Wir sprachen über neue Bücher – in der Zürcher Rothaus-Bar
In der sechsten Runde des Republik-Buchclubs stellten wir Ihnen zwei aktuelle Frühjahrstitel vor. Sehen Sie die Diskussion im Video.
Von Barbara Villiger Heilig, 08.05.2019, Update 29.05.2019
Wieder lädt das Republik-Feuilleton zum Buchclub ein. Unser Gast ist diesmal Sylvia Sasse, Professorin für slavistische Literaturwissenschaft an der Universität Zürich. Mit ihr diskutieren Daniel Binswanger, Barbara Villiger Heilig und Daniel Graf heute Mittwoch, 29. Mai, ab 19 Uhr in der Rothaus-Bar in Zürich über ein aufsehenerregendes Schweizer Debüt und eine der meistgelobten Neuerscheinungen dieser Saison. Nämlich:
Niko Stoifberg: «Dort». Verlag Nagel & Kimche, 328 Seiten, ca. 34 Franken
Saša Stanišić: «Herkunft». Verlag Luchterhand, 354 Seiten, ca. 31 Franken
Worum geht es in den Büchern?
Gemeinsam ist beiden Romanen, dass sie von männlichen Autoren knapp über vierzig stammen, die beide auf Deutsch schreiben. Das wäre aber auch schon alles.

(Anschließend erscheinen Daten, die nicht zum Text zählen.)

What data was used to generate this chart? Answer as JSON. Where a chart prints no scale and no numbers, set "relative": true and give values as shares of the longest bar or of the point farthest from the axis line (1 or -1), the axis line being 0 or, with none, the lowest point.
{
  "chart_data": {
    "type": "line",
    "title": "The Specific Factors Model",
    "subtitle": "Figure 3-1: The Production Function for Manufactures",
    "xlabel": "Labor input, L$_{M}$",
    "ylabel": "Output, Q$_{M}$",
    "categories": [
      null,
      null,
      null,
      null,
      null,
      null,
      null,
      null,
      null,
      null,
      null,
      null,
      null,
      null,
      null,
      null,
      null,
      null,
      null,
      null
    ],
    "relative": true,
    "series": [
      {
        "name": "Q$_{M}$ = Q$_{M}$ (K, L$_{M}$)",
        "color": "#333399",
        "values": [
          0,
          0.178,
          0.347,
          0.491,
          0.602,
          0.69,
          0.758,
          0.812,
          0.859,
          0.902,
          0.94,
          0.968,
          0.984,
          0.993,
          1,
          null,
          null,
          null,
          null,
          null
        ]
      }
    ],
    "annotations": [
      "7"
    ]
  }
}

«Dort» heisst der Romanerstling des Schweizers Niko Stoifberg. Ein regelrechter Psychothriller: Der Ich-Erzähler, ein junger Gartenarchitekt am Anfang einer vielversprechenden Karriere, verliebt sich auf den ersten Blick in eine junge Frau. Die Anziehung ist gegenseitig, nur: Damit eine Begegnung überhaupt stattfindet, muss ein Kind sterben. Kann diese Liebe gedeihen?
Stoifberg führt seinen Protagonisten gleichzeitig in die Tiefen der Seele und auf landschaftliche Höhen empor zu einem abgelegenen Hotel. Bergkulissen, Steilwände, unten der See: Es herrscht Absturzgefahr für alle Beteiligten. In atemlosem Duktus jagt uns «Dort», Satz für Satz, von dunklen Vermutungen über ungeahnte Verstrickungen bis zur schauerlichen Auflösung. Alles ist Fiktion. Doch die Gefühle, denen die Figuren ausgesetzt sind – Begehren, Schuld –, kennt in abgewandelter Form jedermann.
«Herkunft» hingegen spielt vor dem Hintergrund realer Schrecken und ist trotzdem von staunenswerter Heiterkeit durchzogen. Saša Stanišić erzählt in seinem vierten Buch aus dem eigenen Leben: von Bosnien, wo er aufwuchs, bis er als 14-Jähriger mit seinen Eltern vor dem Krieg fliehen musste, und von Deutschland, wo er seither lebt. Zwischen Višegrad, Heidelberg und Hamburg springen seine Gedanken assoziativ hin und her, die Vergangenheit in der Gegenwart spiegelnd und umgekehrt.
Stanišić stellt uns das Trüppchen seiner jugendlichen Freunde vor, dank denen er Schule und Freizeit schwungvoll bestreitet. Wie viel schwerer es den Eltern fällt, im Exil soziale Bande zu knüpfen, verschweigt er nicht. Und wenn er von der Grossmutter berichtet, die mit umwölktem Gedächtnis zu einer Bewahrerin dessen wird, was früher war, scheint ganz dezent auch seine eigene Zerrissenheit auf – bevor er uns den nächsten Witz serviert.